Output Concerns For The Plantation Sector
13/05/2025 (Business Today) - Hong Leong Investment Bank Bhd (HLIB) has maintained its NEUTRAL stance on the plantation sector, expecting a mixed set of results for the first quarter of 2025.
The house believed that while planters are likely to post better year-on-year earnings on the back of elevated palm product prices, quarter-on-quarter performance will likely be weaker due to seasonally lower output and softer palm oil prices.
HLIB maintained its BUY calls on SD Guthrie (TP: RM5.17), IOI Corporation (TP: RM4.24) and Jaya Tiasa Holdings (JPG) (TP: RM1.35) as top sector picks, while FGV and TSH Resources remain on HOLD.
According to HLIB analysts, crude palm oil (CPO) prices remained relatively firm during the quarter, supporting upstream profitability on a year-on-year basis. However, all planters under coverage recorded negative fresh fruit bunch (FFB) output growth, ranging between -4.9% and -27.7%. The decline was attributed to seasonal cropping patterns and excessive rainfall in parts of Malaysia, which disrupted harvesting activities.
Planters with greater upstream exposure in Indonesia are expected to outperform their Malaysian counterparts, benefitting from a different cropping cycle and fewer weather-related disruptions. In particular, TSH Resources recorded the smallest drop in FFB output at -4.9%, aided by recovering yields in Indonesia and the resolution of localised social disputes.
Hap Seng Plantations, on the other hand, saw its FFB output fall 11.3% year-on-year in 1Q25 despite a 19.1% month-on-month recovery in March. HLIB flagged the risk of a potential shortfall in the group’s FY25 output guidance of 725,000 tonnes, citing flood-related disruptions during the early months of the year.
While upstream performance is set to improve year-on-year, HLIB expects the downstream segment to remain under pressure. This is largely due to an unfavourable export tax and levy structure between Malaysia and Indonesia, coupled with elevated input costs which may weigh on margins and demand.

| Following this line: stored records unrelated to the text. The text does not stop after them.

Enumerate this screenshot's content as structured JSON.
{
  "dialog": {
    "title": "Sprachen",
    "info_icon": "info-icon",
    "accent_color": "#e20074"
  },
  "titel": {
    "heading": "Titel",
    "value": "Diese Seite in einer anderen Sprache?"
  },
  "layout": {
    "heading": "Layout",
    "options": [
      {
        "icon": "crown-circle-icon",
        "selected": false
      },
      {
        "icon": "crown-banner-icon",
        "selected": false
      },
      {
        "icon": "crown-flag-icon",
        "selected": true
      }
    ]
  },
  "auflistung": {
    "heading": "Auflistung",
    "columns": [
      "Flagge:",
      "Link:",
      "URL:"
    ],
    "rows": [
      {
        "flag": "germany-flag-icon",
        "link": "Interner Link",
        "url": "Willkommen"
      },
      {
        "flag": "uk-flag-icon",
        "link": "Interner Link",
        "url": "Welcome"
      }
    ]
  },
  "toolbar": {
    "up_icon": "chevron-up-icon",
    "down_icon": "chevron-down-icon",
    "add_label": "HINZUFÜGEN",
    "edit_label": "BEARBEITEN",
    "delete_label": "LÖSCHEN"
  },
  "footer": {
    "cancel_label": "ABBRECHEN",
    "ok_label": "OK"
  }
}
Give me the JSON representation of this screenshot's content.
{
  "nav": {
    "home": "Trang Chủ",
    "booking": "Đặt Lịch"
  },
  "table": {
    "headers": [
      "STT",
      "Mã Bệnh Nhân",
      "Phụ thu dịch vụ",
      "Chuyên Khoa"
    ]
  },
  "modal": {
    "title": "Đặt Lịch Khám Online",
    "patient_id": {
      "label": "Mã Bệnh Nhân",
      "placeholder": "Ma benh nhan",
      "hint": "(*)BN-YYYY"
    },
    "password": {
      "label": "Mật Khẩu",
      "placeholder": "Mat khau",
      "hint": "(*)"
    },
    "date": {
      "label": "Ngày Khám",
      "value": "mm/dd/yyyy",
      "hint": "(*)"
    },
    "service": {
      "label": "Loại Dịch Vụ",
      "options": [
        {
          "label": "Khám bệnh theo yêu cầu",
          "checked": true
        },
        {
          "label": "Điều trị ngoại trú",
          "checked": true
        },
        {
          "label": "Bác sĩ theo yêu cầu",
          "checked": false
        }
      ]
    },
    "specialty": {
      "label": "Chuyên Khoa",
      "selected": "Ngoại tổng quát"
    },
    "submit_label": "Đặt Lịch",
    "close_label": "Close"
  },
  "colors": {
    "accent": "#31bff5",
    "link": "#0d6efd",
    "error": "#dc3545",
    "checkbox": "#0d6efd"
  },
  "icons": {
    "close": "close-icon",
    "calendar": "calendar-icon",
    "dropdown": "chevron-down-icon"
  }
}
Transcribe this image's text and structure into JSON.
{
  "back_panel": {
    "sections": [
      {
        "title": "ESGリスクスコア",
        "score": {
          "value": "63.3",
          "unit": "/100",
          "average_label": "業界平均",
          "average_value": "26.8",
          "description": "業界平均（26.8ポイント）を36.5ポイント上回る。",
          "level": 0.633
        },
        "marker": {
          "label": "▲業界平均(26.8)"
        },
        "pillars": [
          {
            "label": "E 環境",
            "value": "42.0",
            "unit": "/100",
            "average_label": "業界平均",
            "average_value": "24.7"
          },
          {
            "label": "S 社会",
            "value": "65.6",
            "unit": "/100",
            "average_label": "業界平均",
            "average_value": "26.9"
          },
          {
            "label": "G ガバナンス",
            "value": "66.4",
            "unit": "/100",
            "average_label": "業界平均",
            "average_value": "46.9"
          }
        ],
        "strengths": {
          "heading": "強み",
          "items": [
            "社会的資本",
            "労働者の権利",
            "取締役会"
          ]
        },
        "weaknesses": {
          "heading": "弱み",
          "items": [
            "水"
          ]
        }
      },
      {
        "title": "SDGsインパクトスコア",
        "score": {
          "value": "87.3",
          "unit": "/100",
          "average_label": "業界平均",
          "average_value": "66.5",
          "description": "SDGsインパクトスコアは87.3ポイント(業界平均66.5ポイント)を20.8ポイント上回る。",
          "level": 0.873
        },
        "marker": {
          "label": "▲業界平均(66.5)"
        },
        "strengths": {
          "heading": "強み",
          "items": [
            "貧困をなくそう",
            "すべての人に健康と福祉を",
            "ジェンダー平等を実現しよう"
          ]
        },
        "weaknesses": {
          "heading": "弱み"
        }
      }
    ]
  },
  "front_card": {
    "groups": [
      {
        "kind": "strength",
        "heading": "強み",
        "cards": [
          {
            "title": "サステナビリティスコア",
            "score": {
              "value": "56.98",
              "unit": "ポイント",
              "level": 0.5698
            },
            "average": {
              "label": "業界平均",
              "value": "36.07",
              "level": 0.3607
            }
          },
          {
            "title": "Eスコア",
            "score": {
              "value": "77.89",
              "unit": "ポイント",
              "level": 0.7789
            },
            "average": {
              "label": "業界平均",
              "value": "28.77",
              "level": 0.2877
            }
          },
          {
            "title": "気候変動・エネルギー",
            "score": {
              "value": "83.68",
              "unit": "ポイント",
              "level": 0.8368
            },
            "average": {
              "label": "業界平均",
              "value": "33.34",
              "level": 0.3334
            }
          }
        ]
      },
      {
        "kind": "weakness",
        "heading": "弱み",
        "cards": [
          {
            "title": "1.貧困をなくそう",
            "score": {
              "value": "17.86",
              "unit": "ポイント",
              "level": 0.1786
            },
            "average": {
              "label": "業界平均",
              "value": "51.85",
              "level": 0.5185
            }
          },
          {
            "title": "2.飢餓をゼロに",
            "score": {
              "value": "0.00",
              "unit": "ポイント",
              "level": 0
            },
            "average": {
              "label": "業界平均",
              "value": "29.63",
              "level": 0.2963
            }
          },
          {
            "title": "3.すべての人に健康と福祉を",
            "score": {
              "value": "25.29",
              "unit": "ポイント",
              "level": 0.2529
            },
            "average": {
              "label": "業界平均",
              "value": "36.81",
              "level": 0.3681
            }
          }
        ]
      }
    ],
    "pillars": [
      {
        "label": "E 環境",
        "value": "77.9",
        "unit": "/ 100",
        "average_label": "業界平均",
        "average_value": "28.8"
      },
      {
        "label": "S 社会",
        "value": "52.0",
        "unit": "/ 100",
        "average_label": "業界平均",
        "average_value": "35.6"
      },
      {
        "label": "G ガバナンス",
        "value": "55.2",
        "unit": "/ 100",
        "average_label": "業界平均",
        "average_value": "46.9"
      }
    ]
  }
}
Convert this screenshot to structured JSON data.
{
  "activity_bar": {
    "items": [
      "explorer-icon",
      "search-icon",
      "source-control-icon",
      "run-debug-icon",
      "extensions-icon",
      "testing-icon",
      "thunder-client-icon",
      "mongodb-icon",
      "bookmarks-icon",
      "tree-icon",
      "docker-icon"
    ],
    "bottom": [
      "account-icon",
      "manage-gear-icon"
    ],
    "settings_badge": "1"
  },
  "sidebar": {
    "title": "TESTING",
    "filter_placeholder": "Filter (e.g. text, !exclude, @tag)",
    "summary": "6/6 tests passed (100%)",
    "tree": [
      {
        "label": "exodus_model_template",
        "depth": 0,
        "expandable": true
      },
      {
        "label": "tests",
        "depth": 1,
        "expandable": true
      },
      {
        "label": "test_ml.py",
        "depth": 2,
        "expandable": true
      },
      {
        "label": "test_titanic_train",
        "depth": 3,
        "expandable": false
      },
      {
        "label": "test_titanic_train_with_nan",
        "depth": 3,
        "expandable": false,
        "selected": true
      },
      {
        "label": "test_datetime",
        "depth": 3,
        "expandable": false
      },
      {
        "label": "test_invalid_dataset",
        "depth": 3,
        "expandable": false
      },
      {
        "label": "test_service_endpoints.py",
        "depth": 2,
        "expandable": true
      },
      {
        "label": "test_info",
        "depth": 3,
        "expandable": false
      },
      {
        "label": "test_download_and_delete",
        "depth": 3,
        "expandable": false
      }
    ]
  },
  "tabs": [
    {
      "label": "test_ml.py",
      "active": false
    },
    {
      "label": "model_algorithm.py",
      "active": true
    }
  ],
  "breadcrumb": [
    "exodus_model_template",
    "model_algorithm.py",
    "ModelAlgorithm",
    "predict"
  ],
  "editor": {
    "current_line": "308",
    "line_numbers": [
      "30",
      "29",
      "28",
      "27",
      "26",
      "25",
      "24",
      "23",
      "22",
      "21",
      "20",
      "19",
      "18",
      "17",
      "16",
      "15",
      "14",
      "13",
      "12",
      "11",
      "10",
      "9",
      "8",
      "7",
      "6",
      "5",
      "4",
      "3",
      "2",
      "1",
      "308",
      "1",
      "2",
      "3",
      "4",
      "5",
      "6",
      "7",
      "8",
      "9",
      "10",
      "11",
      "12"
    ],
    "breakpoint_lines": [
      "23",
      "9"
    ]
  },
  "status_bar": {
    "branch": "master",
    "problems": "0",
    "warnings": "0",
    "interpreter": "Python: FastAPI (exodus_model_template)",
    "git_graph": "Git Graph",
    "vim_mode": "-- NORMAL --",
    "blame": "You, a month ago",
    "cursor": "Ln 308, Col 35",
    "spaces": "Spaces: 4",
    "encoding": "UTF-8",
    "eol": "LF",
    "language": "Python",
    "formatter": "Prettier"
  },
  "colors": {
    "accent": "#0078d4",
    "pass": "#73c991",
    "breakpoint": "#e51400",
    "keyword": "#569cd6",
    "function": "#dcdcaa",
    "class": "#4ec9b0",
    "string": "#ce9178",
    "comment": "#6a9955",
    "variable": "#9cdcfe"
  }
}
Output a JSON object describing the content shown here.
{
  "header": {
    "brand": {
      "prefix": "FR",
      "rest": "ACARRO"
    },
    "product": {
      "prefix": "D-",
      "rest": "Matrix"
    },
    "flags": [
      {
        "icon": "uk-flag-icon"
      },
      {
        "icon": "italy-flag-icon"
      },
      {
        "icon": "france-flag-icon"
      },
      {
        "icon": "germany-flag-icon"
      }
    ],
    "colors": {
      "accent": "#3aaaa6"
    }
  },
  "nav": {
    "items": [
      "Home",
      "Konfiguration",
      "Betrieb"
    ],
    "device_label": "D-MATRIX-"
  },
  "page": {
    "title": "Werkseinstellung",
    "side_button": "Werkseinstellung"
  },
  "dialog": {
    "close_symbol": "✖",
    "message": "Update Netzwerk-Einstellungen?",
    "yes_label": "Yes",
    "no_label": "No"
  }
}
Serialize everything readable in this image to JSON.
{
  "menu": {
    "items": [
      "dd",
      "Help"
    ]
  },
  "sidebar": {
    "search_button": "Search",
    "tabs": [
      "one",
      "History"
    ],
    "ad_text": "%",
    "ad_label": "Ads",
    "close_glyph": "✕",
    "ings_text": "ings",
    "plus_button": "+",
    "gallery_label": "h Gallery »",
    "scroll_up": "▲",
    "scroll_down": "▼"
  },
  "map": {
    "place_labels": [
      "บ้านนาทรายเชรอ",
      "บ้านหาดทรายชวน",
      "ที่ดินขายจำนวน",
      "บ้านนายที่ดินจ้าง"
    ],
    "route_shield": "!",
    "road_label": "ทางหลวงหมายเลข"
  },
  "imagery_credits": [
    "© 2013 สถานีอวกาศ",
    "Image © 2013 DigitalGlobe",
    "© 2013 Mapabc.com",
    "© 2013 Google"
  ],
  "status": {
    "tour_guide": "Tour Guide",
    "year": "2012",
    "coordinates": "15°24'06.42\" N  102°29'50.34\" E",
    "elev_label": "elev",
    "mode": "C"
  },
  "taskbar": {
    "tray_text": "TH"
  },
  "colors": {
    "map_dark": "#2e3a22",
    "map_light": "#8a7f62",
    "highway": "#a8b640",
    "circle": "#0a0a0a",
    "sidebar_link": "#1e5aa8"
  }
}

Year-to-date, the average CPO price stood at RM4,579 per metric tonne, although spot prices have eased over 20% to RM3,781 per metric tonne amid improving global supply prospects. HLIB maintained its average price forecasts of RM4,000 per metric tonne for 2025 and RM3,800 for 2026, anticipating that Indonesia-led supply recovery will cap further upside in palm oil prices.
In light of the absence of near-term demand catalysts and ongoing margin pressures in the downstream segment, HLIB continues to advise a balanced exposure to the sector, focusing on names with more resilient earnings outlooks and efficient cost structures.